There was another heated meeting of the Council yesterday relating to Donald Trump's golf resort.. This time it was the turn of Paul Johnston to face the ire of his fellow liberal democrats [sic]*.
Cllr Johnston was cleared earlier this month by the Standards Commission. However, it was the support of fellow councillor Debra Storr at the Council meeting on 2 October, 2007. Her claim in defence of Paul that he should be considered innocent until proven otherwise. Led to her being expelled by the Lib Dem council group. However, she appears to have been proven one of the few wise heads in the chamber that day.
Three different proposals were before the council.
- Martin Ford, he who used to chair the planning committee before his casting vote blocked the American tycoon's plans, proposed that a note be appended to the October 2nd minutes that Cllr Johnston has been exonerated.
- Anne Robertson the Liberal Democrat group leader proposed ding nothing citing that taking and action was too difficult.
- The SNP proposed that the decision by the Standards Commission was irrelevant and called for him to be suspended for 6 months.
The Lib Dem group proposal was the one that was finally passed although the Director of Law and Administration in answer to a question said that it was perfectly easy to do what Martin asked. The director saw no issue on doing this on website, in library versions and to all locations where Minutes were regularly sent out. Ford confirmed this best try was OK with him.
The fact that the SNP were actually seeking the suspension of an elected representative who had been cleared by the Standards committee shows a different shocking opinion of democracy. Neither the Lib Dem nor SNP Group come out of this incident in a good light.

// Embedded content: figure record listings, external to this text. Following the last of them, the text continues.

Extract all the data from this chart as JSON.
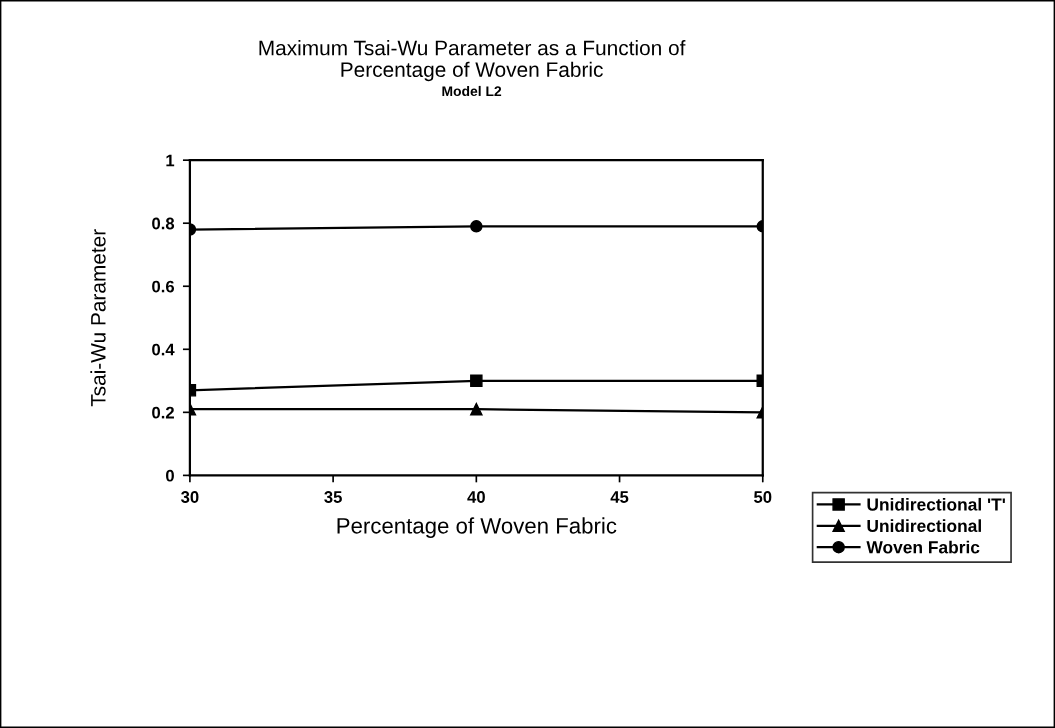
{
  "chart_data": {
    "type": "line",
    "title": "Maximum Tsai-Wu Parameter as a Function of\nPercentage of Woven Fabric",
    "subtitle": "Model L2",
    "xlabel": "Percentage of Woven Fabric",
    "ylabel": "Tsai-Wu Parameter",
    "x": [
      30,
      40,
      50
    ],
    "series": [
      {
        "name": "Unidirectional 'T'",
        "color": "#000000",
        "marker": "square",
        "values": [
          0.27,
          0.3,
          0.3
        ]
      },
      {
        "name": "Unidirectional",
        "color": "#000000",
        "marker": "triangle",
        "values": [
          0.21,
          0.21,
          0.2
        ]
      },
      {
        "name": "Woven Fabric",
        "color": "#000000",
        "marker": "circle",
        "values": [
          0.78,
          0.79,
          0.79
        ]
      }
    ],
    "xlim": [
      30,
      50
    ],
    "xticks": [
      30,
      35,
      40,
      45,
      50
    ],
    "ylim": [
      0,
      1
    ],
    "yticks": [
      0,
      {
        "value": 0.2,
        "label": "0.2"
      },
      {
        "value": 0.4,
        "label": "0.4"
      },
      {
        "value": 0.6,
        "label": "0.6"
      },
      {
        "value": 0.8,
        "label": "0.8"
      },
      1
    ],
    "grid": false,
    "legend": "right",
    "line_style": "solid"
  }
}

Today three of the Lib Dem group Ford, Johnston and Sam Coull left the ruling administration, to join the already expelled Debra Storr to form a new grouping within the council. I now leaves things finely balanced with 34 in the lib dem/Conservative bloc and 34 others including the 4 Liberal Democrats, SNP and independents on the same number.
*I'm deliberately using lower case for the party name in this case.
The liberals are in free fall in the North East, I suspect you'll see real damage inflicted in teh coming elections to all of there seats in this part of the word.
ReplyDeleteTavish's Leadership has been an unmitigated disaster so far, the latest episode of which was putting mike rumbles in charge of budget talks.....
Can the liberals support LIT with a postponed variable rate ability?
Will they survive if they vote it down?
There are a number of issues there. The councillors attitude may have the same effect in Aberdeenshire council elections in 2012 as recently happened in the Borders.
ReplyDeleteI don't agree with you about Tavish's leadership however. He is the only real voice of opposition on a number of key issues at Holyrood. As a Wardog I'd have thought you'd have appreciated the sening of Mike Rumbles to talks.
For the record I actually backed Mike for leader as a felt we needed an agressive streak to regain some narritive. Therefore the Tavish lead with Mike as whip works surprisingly well IMHO.
To your to questions LIT isn't LIT without local accountabilty and local variable setting. In any other guise it is a national income tax. The concordate is showing the strains of Holyrood being Scotland's town hall. LA's are finding it hard to make ends meet.
So to the actual questions my answers are:
No.
Yes, because the people will see it as a principled stance for local fair taxation with local accountability. I have more faith in them than some Nats appear to.
Stephen
ReplyDeleteI agree, if I had a vote, I'd have back Mike too, he actually believe in full fiscal autonomy unlike Tavish.
Tavish seems to be using it simply as a tool, but the fence sitting will need to end soon when Calman reports.
I see a split in the ramshackle 'unionist' alliance coming.
In short , such an alliance doesn't really exist, there is a vast difference of opinion within the 'unionist camp'..... will Tavish have the courage to u-turn on a referendum if it includes a 3rd question of his making?
With regards to LIT, it's all about what you define as 'local accountability'
Council tax is 20% of what Local government spends, the rest comes from central grant.
I find greater accountability in the spending rather than the raising at local level, a variable LIT would simply allow rich ares to benefit over poor areas.
Do the Liberals have any analysis about what the different rates would be, say orkney v glasgow for instance?
And what the costs to each council would be of collecting it?